Caching
Cache stampede: multiple-choice review
Six questions that cut across the whole unit. None is a definition to recite — each mirrors a decision you make mid-incident, when the DB is on fire and you must pick the mitigation whose scope actually matches the herd.
Confirm you can connect the burst shape of a stampede to the right mitigation: which collapses the per-process herd, which collapses the per-fleet herd, which needs no coordination, which eliminates the wait, and which failure mode no caching layer alone can escape.
A homepage cached at TTL=60 s absorbs 5,000 RPS. The same endpoint with no cache also sees 5,000 RPS. Why can the cached version cause an outage the un-cached one never would?
A 50-node fleet uses in-process single-flight only. At a TTL boundary 100,000 concurrent misses arrive, evenly spread. How many rebuild queries reach the DB, and why?
You must protect two keys: an ultra-hot homepage read thousands of times per second, and a cold per-user report read once every ~30 s with TTL=60 s. Which mitigation fits which key?
A lock-based cache and a stale-while-revalidate cache both reduce DB load at a TTL boundary to one rebuild. What is the key difference a user feels?
A profile service caches lookups for 5 minutes. An attacker sends 100,000 requests/s for random non-existent user IDs. The positive-key protection (lock + single-flight) does nothing. Why, and what is the fix?
A 10-second stampede ended four hours ago, yet the DB is still pinned at 100% CPU with an empty cache. Why will the system not recover on its own, and what does recovery require?
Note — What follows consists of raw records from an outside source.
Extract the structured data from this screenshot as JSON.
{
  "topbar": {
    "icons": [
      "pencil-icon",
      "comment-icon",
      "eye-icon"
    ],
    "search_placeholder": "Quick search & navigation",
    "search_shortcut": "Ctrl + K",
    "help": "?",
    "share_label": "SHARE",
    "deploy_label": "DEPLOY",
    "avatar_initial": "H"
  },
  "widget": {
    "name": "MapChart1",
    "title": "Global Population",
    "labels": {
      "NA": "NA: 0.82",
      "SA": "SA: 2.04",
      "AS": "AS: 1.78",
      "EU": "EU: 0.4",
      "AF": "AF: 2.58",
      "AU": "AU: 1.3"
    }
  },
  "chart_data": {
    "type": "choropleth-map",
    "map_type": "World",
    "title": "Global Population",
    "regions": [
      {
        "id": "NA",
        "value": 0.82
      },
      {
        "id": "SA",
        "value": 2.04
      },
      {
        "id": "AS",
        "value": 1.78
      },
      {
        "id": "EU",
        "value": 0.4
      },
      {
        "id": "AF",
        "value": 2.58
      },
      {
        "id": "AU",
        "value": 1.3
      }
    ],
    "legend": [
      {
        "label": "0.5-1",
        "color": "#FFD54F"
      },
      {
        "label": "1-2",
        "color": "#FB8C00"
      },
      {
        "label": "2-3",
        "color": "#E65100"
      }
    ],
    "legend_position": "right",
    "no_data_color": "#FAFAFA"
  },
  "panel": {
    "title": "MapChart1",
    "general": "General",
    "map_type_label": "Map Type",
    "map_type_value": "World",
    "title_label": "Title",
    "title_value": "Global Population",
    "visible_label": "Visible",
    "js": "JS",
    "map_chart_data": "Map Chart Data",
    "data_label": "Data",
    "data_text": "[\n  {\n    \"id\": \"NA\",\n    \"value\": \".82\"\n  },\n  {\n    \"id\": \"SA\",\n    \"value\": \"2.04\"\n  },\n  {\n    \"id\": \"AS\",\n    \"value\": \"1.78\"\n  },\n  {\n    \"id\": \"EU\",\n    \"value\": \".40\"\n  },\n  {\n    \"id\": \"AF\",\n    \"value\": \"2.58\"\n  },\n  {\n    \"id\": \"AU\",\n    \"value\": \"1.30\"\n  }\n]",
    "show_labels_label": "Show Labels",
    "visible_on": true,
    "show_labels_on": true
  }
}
The through-line of the unit is one matching exercise: the stampede’s burst shape — the full traffic rate concentrated at one expiry instant — determines which mitigation fits. Single-flight collapses the per-process herd for free; a distributed lock collapses the per-fleet herd at a round-trip’s cost; XFetch refreshes hot keys before expiry with no coordination; SWR serves stale and refreshes in the background for zero wait; negative caching stops miss-storm amplification; and once a stampede tips the system into a retry-driven metastable failure, no caching layer alone gets it back — only an external kill signal does.